Some Park Board members have expressed concerns about sustaining a museum on a much larger scale. But Remington, former chief operating officer of Itron in Liberty Lake, said Mobius’ plan is based on the expenses and earned revenue at other science museums.
The museum’s business plan anticipates annual expenses of $1.9 million and revenues of $1.1 million. Most of the gap would be made up with profits from the museum’s proposed Imax theater, which would replace the existing facility at Riverfront Park. The remaining $300,000 would come from grants and donations. An undefined amount could be made through parking fees.
The Mobius board includes Anne Cowles, wife of Spokesman-Review Publisher Stacey Cowles.
An agreement approved by the Park Board this summer could open the door for private development by Mobius on sites north of the museum as a way to earn revenue. In recent months, however, Mobius supporters have downplayed development opportunities and said this week they were re-evaluating the need to maintain private development rights.
While going without public money is uncommon, some science centers do it, including the Arizona Science Center in Phoenix.
Sheila Grinell, former director of the Arizona center, said it’s increasingly difficult for museums to persuade government leaders to contribute annually.
“Centers are getting more and more enterprising about ways to sustain” their operations, Grinell said.
Grinell, who wrote a book about starting science centers, said a properly run Imax theater typically will make a profit, but not as much as when the technology was fresh. She said many museums partner with other institutions such as public TV stations to save costs or generate revenue.
Spokane leaders have long considered the creation of a science center. In the mid-1990s, voters rejected a proposal to build a science center in the middle of Riverfront Park. Four years later, voters agreed to buy land north of Riverfront Park for a science center.

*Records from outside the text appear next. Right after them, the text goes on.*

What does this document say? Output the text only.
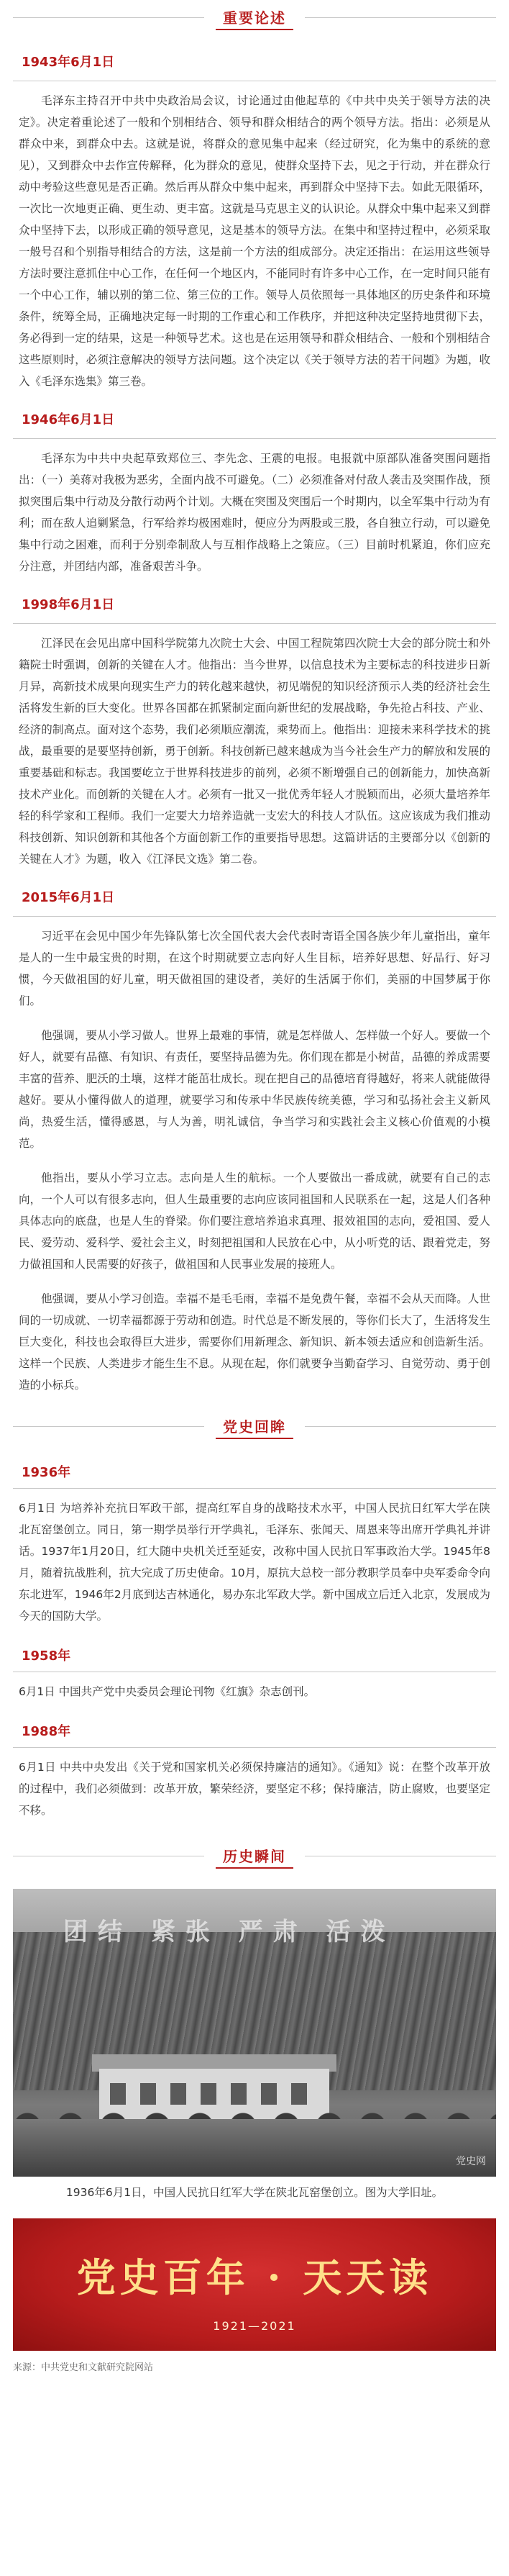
重要论述
1943年6月1日
毛泽东主持召开中共中央政治局会议，讨论通过由他起草的《中共中央关于领导方法的决定》。决定着重论述了一般和个别相结合、领导和群众相结合的两个领导方法。指出：必须是从群众中来，到群众中去。这就是说，将群众的意见集中起来（经过研究，化为集中的系统的意见），又到群众中去作宣传解释，化为群众的意见，使群众坚持下去，见之于行动，并在群众行动中考验这些意见是否正确。然后再从群众中集中起来，再到群众中坚持下去。如此无限循环，一次比一次地更正确、更生动、更丰富。这就是马克思主义的认识论。从群众中集中起来又到群众中坚持下去，以形成正确的领导意见，这是基本的领导方法。在集中和坚持过程中，必须采取一般号召和个别指导相结合的方法，这是前一个方法的组成部分。决定还指出：在运用这些领导方法时要注意抓住中心工作，在任何一个地区内，不能同时有许多中心工作，在一定时间只能有一个中心工作，辅以别的第二位、第三位的工作。领导人员依照每一具体地区的历史条件和环境条件，统筹全局，正确地决定每一时期的工作重心和工作秩序，并把这种决定坚持地贯彻下去，务必得到一定的结果，这是一种领导艺术。这也是在运用领导和群众相结合、一般和个别相结合这些原则时，必须注意解决的领导方法问题。这个决定以《关于领导方法的若干问题》为题，收入《毛泽东选集》第三卷。
1946年6月1日
毛泽东为中共中央起草致郑位三、李先念、王震的电报。电报就中原部队准备突围问题指出：（一）美蒋对我极为恶劣，全面内战不可避免。（二）必须准备对付敌人袭击及突围作战，预拟突围后集中行动及分散行动两个计划。大概在突围及突围后一个时期内，以全军集中行动为有利；而在敌人追剿紧急，行军给养均极困难时，便应分为两股或三股，各自独立行动，可以避免集中行动之困难，而利于分别牵制敌人与互相作战略上之策应。（三）目前时机紧迫，你们应充分注意，并团结内部，准备艰苦斗争。
1998年6月1日
江泽民在会见出席中国科学院第九次院士大会、中国工程院第四次院士大会的部分院士和外籍院士时强调，创新的关键在人才。他指出：当今世界，以信息技术为主要标志的科技进步日新月异，高新技术成果向现实生产力的转化越来越快，初见端倪的知识经济预示人类的经济社会生活将发生新的巨大变化。世界各国都在抓紧制定面向新世纪的发展战略，争先抢占科技、产业、经济的制高点。面对这个态势，我们必须顺应潮流，乘势而上。他指出：迎接未来科学技术的挑战，最重要的是要坚持创新，勇于创新。科技创新已越来越成为当今社会生产力的解放和发展的重要基础和标志。我国要屹立于世界科技进步的前列，必须不断增强自己的创新能力，加快高新技术产业化。而创新的关键在人才。必须有一批又一批优秀年轻人才脱颖而出，必须大量培养年轻的科学家和工程师。我们一定要大力培养造就一支宏大的科技人才队伍。这应该成为我们推动科技创新、知识创新和其他各个方面创新工作的重要指导思想。这篇讲话的主要部分以《创新的关键在人才》为题，收入《江泽民文选》第二卷。
2015年6月1日
习近平在会见中国少年先锋队第七次全国代表大会代表时寄语全国各族少年儿童指出，童年是人的一生中最宝贵的时期，在这个时期就要立志向好人生目标，培养好思想、好品行、好习惯，今天做祖国的好儿童，明天做祖国的建设者，美好的生活属于你们，美丽的中国梦属于你们。
他强调，要从小学习做人。世界上最难的事情，就是怎样做人、怎样做一个好人。要做一个好人，就要有品德、有知识、有责任，要坚持品德为先。你们现在都是小树苗，品德的养成需要丰富的营养、肥沃的土壤，这样才能茁壮成长。现在把自己的品德培育得越好，将来人就能做得越好。要从小懂得做人的道理，就要学习和传承中华民族传统美德，学习和弘扬社会主义新风尚，热爱生活，懂得感恩，与人为善，明礼诚信，争当学习和实践社会主义核心价值观的小模范。
他指出，要从小学习立志。志向是人生的航标。一个人要做出一番成就，就要有自己的志向，一个人可以有很多志向，但人生最重要的志向应该同祖国和人民联系在一起，这是人们各种具体志向的底盘，也是人生的脊梁。你们要注意培养追求真理、报效祖国的志向，爱祖国、爱人民、爱劳动、爱科学、爱社会主义，时刻把祖国和人民放在心中，从小听党的话、跟着党走，努力做祖国和人民需要的好孩子，做祖国和人民事业发展的接班人。
他强调，要从小学习创造。幸福不是毛毛雨，幸福不是免费午餐，幸福不会从天而降。人世间的一切成就、一切幸福都源于劳动和创造。时代总是不断发展的，等你们长大了，生活将发生巨大变化，科技也会取得巨大进步，需要你们用新理念、新知识、新本领去适应和创造新生活。这样一个民族、人类进步才能生生不息。从现在起，你们就要争当勤奋学习、自觉劳动、勇于创造的小标兵。
党史回眸
1936年
6月1日 为培养补充抗日军政干部，提高红军自身的战略技术水平，中国人民抗日红军大学在陕北瓦窑堡创立。同日，第一期学员举行开学典礼，毛泽东、张闻天、周恩来等出席开学典礼并讲话。1937年1月20日，红大随中央机关迁至延安，改称中国人民抗日军事政治大学。1945年8月，随着抗战胜利，抗大完成了历史使命。10月，原抗大总校一部分教职学员奉中央军委命令向东北进军，1946年2月底到达吉林通化，易办东北军政大学。新中国成立后迁入北京，发展成为今天的国防大学。
1958年
6月1日 中国共产党中央委员会理论刊物《红旗》杂志创刊。
1988年
6月1日 中共中央发出《关于党和国家机关必须保持廉洁的通知》。《通知》说：在整个改革开放的过程中，我们必须做到：改革开放，繁荣经济，要坚定不移；保持廉洁，防止腐败，也要坚定不移。
历史瞬间
团结 紧张 严肃 活泼
党史网
1936年6月1日，中国人民抗日红军大学在陕北瓦窑堡创立。图为大学旧址。
党史百年 · 天天读
1921—2021
来源：中共党史和文献研究院网站
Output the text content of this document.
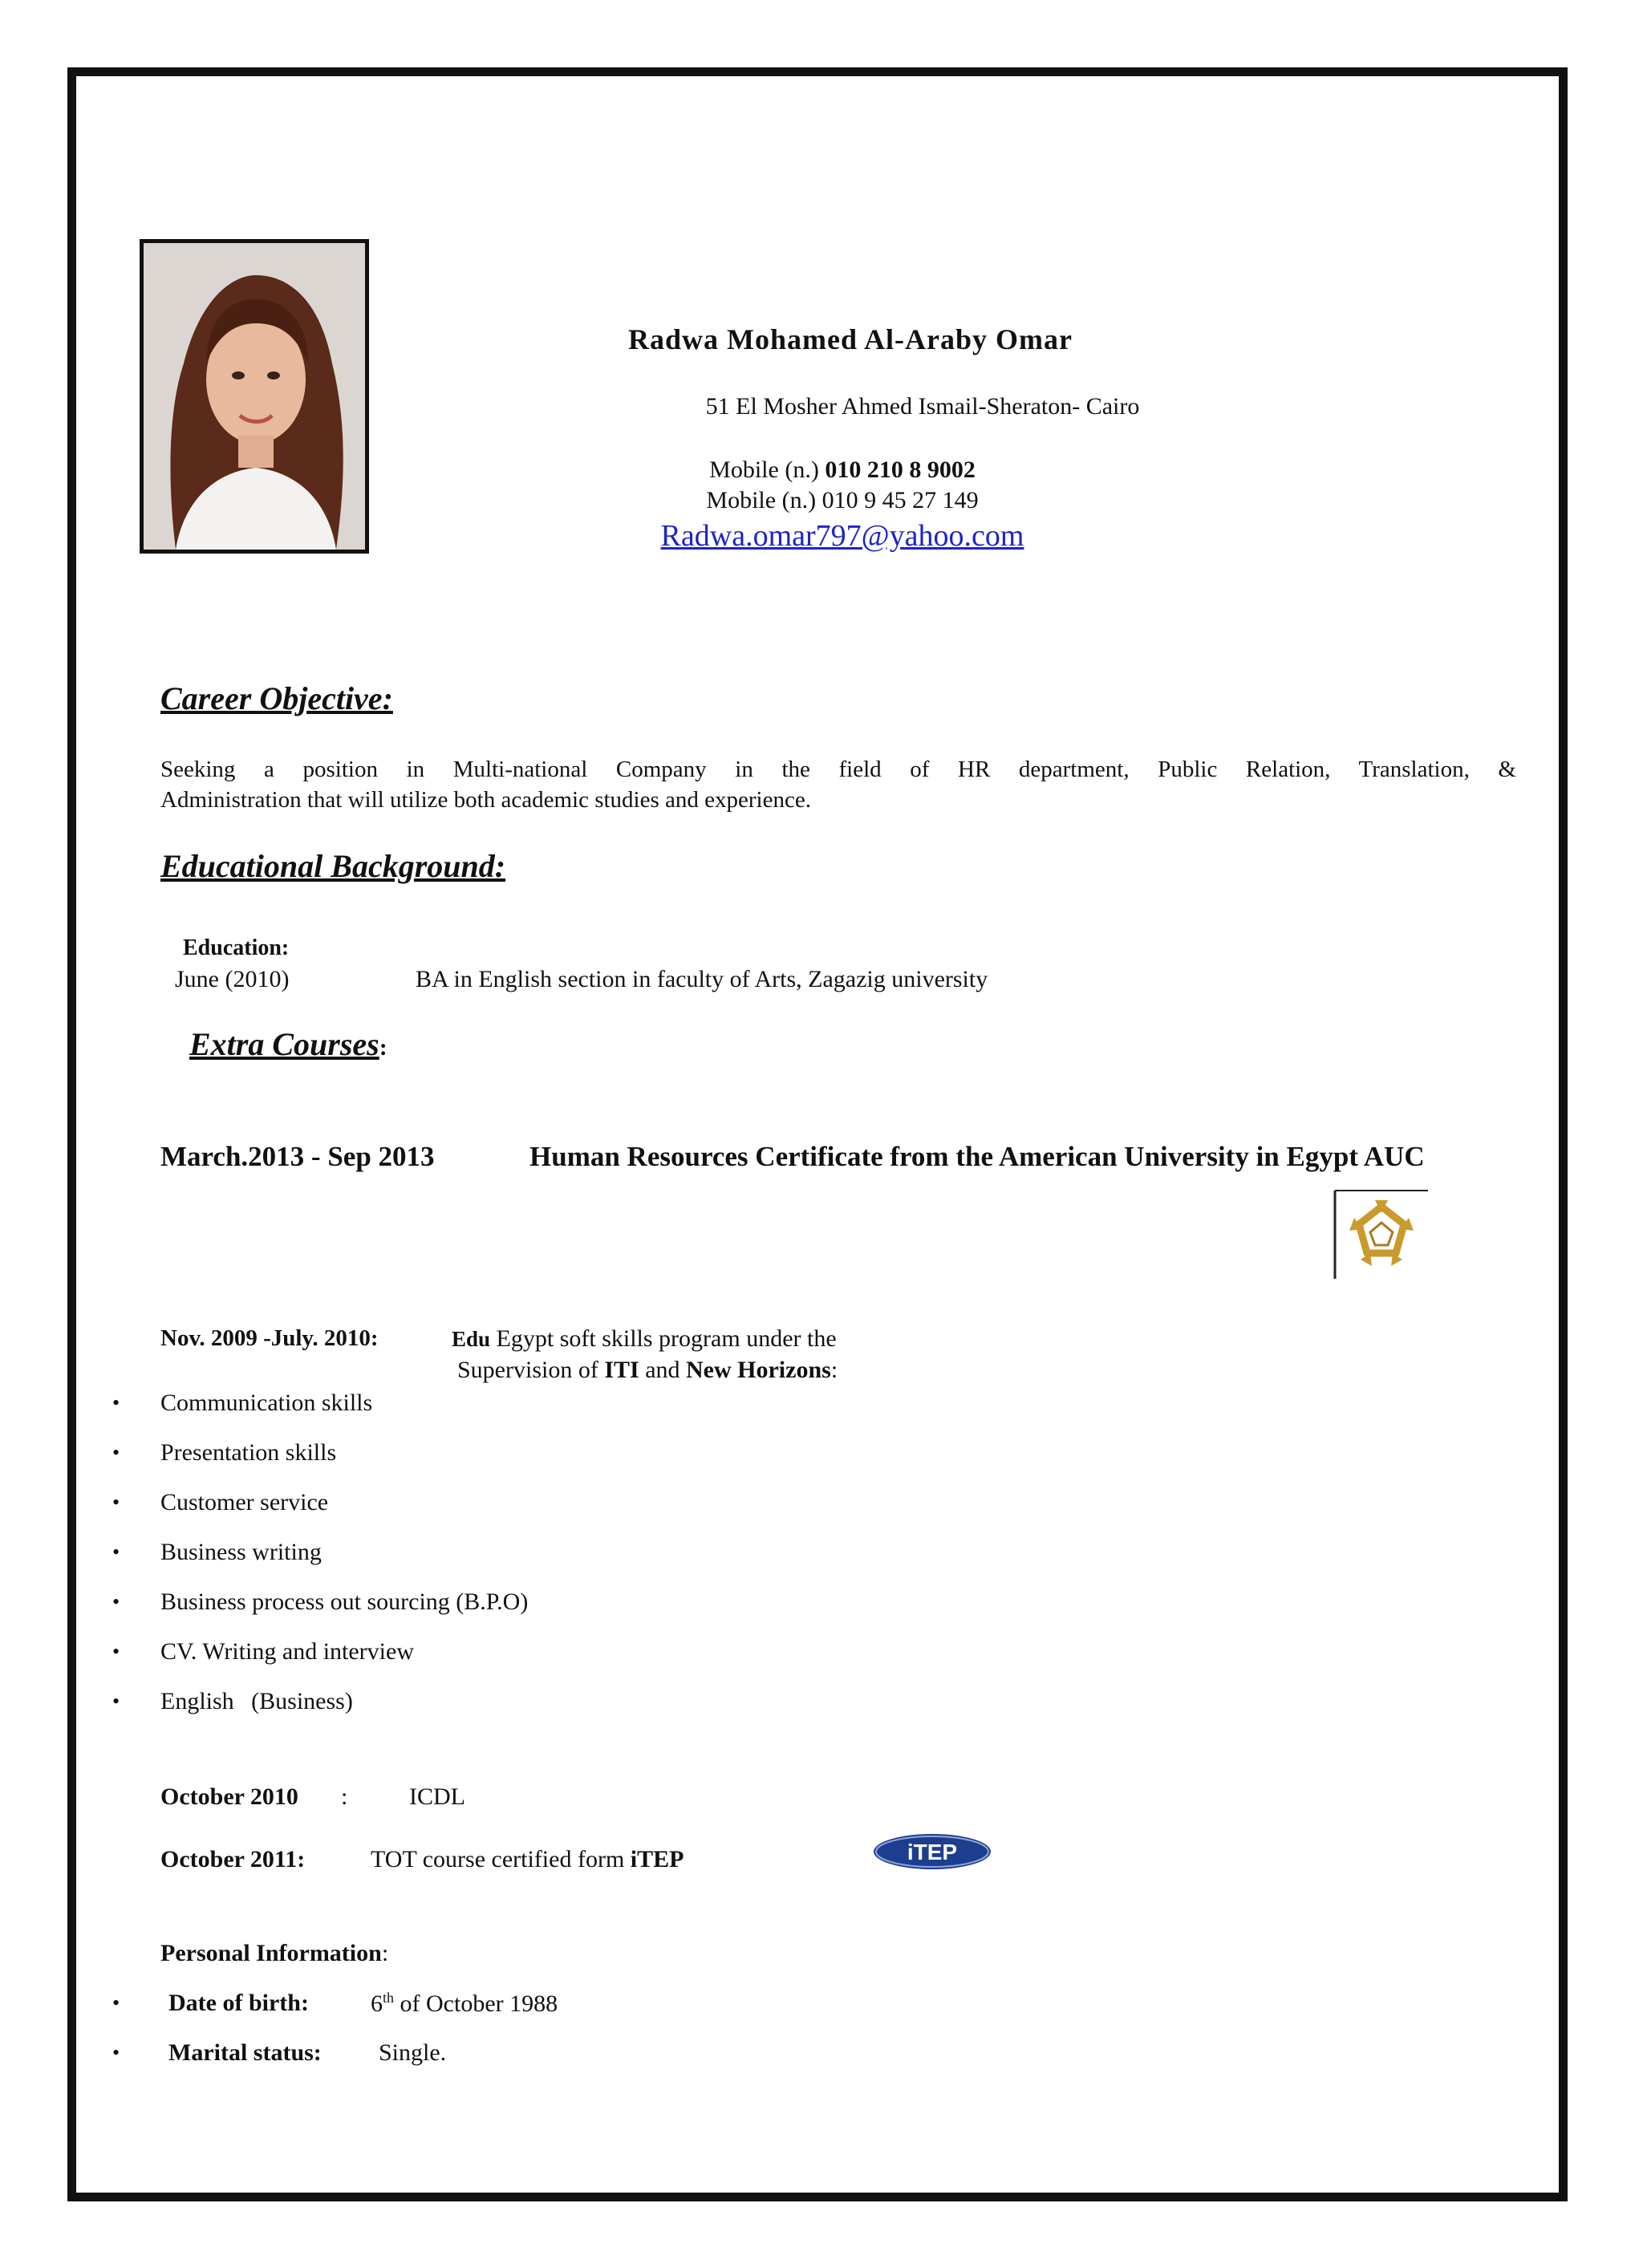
Radwa Mohamed Al-Araby Omar

51 El Mosher Ahmed Ismail-Sheraton- Cairo

Mobile (n.) 010 210 8 9002

Mobile (n.) 010 9 45 27 149

Radwa.omar797@yahoo.com

Career Objective:

Seeking a position in Multi-national Company in the field of HR department, Public Relation, Translation, &
Administration that will utilize both academic studies and experience.

Educational Background:

Education:

June (2010)	BA in English section in faculty of Arts, Zagazig university

Extra Courses:

March.2013 - Sep 2013	Human Resources Certificate from the American University in Egypt AUC

Nov. 2009 -July. 2010:	Edu Egypt soft skills program under the

Supervision of ITI and New Horizons:

• Communication skills

• Presentation skills

• Customer service

• Business writing

• Business process out sourcing (B.P.O)

• CV. Writing and interview

• English (Business)

October 2010 :	ICDL

October 2011:	TOT course certified form iTEP	iTEP

Personal Information:

• Date of birth:	6th of October 1988

• Marital status: Single.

City leaders said use of the land is the most a science museum can expect from the city, given tight budgets.
Karl Hutterer, executive director of the Santa Barbara Museum of Natural History, said museums must be creative in raising money.
The Santa Barbara museum’s endowment pays about 40 percent of its operational costs – enough to allow it to go without subsidies.
“Any source of funding is ultimately susceptible to fluctuations in the business cycle,” said Hutterer, a former board member of the American Association of Museums. “You want to diversify, just as you want to diversify your stock portfolio.”
Mobius says Imax will provide part of the funding diversity.
In Toledo, Ohio, adding diversity meant asking voters for a property tax.
Toledo leaders opened a science center in 1997 to fill a closed downtown shopping center.
It attracted nearly 3 million visitors in its first decade but failed to generate enough money to keep exhibits fresh, museum officials said.
It closed in 2007 after voters twice rejected new taxes to keep it open. It reopened as Imagination Station this year when voters agreed to pay $5 a year on a $100,000 home.
David Waterman, president of the center’s board, said the museum helps promote the city, which hopes to become a base for solar energy companies.
“It’s very helpful in presenting science in a way that’s fun to kids and to inspire their interest at an early age,” he said.